$p$ is a limit point implies $p\in\overline{E-\{p\}}$. Let $E$ be a set, with $p$ as a limit point. I wish to show that if $p$ is a limit point, $p\in\overline{E-\\{p\\}}$. Denote $F=E-\\{p\\}$. The converse was proved in class, but for this direction, the proof goes: Want to show $p\in\overline{F}=F\cup \\{\text{all limit points of F}\\}=F\cup F^{\prime}$ Since $p\not\in F$ so want to show $p\in F^{\prime}$. Take each neighbourhood of $p$ to be $B_r(p)$ with radius $r$. Then $$B_r(p)\cap (F-\\{p\\} )=\emptyset$$ $$B_r(p)\cap (E-\\{p\\} )=\emptyset$$ My question is why is the intersection of the ball with $F-\\{p\\}$ empty? Isn't because $p$ is a limit point (assumption) that any neighborhood intersected with $B_r(p)\cap E-\\{p\\}\ne\emptyset$ ?
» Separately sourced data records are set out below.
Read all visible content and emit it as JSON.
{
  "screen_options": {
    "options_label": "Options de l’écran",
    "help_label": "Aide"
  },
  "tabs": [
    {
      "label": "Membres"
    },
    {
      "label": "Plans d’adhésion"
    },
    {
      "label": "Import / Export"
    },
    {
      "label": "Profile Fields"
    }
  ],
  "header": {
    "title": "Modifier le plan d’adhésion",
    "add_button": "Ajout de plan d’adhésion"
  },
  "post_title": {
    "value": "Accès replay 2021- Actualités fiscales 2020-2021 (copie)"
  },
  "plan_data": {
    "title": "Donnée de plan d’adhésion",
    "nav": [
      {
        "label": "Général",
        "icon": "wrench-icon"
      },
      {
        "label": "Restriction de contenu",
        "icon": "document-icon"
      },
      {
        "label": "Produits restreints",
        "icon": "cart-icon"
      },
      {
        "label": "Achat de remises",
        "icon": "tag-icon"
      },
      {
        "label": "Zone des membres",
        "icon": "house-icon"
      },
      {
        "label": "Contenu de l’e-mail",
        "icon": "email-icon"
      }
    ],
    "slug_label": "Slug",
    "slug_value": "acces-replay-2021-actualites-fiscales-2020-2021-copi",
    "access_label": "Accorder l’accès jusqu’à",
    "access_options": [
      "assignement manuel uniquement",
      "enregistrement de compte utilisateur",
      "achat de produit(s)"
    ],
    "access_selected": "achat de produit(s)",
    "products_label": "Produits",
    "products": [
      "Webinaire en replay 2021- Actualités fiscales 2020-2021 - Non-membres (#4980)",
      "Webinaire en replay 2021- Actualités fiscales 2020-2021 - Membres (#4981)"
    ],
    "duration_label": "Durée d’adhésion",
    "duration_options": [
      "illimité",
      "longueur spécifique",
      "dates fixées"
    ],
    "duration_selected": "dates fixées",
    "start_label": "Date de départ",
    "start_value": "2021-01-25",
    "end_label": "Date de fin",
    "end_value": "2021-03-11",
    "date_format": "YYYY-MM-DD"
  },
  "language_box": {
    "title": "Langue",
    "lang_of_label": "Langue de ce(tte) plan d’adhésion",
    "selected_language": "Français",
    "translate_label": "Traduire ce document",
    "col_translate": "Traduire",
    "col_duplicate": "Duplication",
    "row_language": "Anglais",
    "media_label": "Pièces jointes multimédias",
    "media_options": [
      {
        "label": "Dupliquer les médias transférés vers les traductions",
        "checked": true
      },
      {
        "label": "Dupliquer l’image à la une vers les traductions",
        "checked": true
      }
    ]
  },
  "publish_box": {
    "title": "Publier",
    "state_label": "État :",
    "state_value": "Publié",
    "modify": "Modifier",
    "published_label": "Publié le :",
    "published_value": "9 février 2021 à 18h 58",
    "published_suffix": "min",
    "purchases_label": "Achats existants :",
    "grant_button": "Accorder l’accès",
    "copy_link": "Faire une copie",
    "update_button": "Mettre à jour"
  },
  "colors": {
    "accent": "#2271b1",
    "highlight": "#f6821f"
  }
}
Can you show that $F\cap(B_r(p)\smallsetminus\\{p\\})=B_r(p)\cap(F\smallsetminus\\{p\\}) ?$

Then it remains you use the (equivalent) definition of closure:

> A point $x$ is in the closure of $A$ if and only if every neighborhood $N$ of $x$ intersects $A$.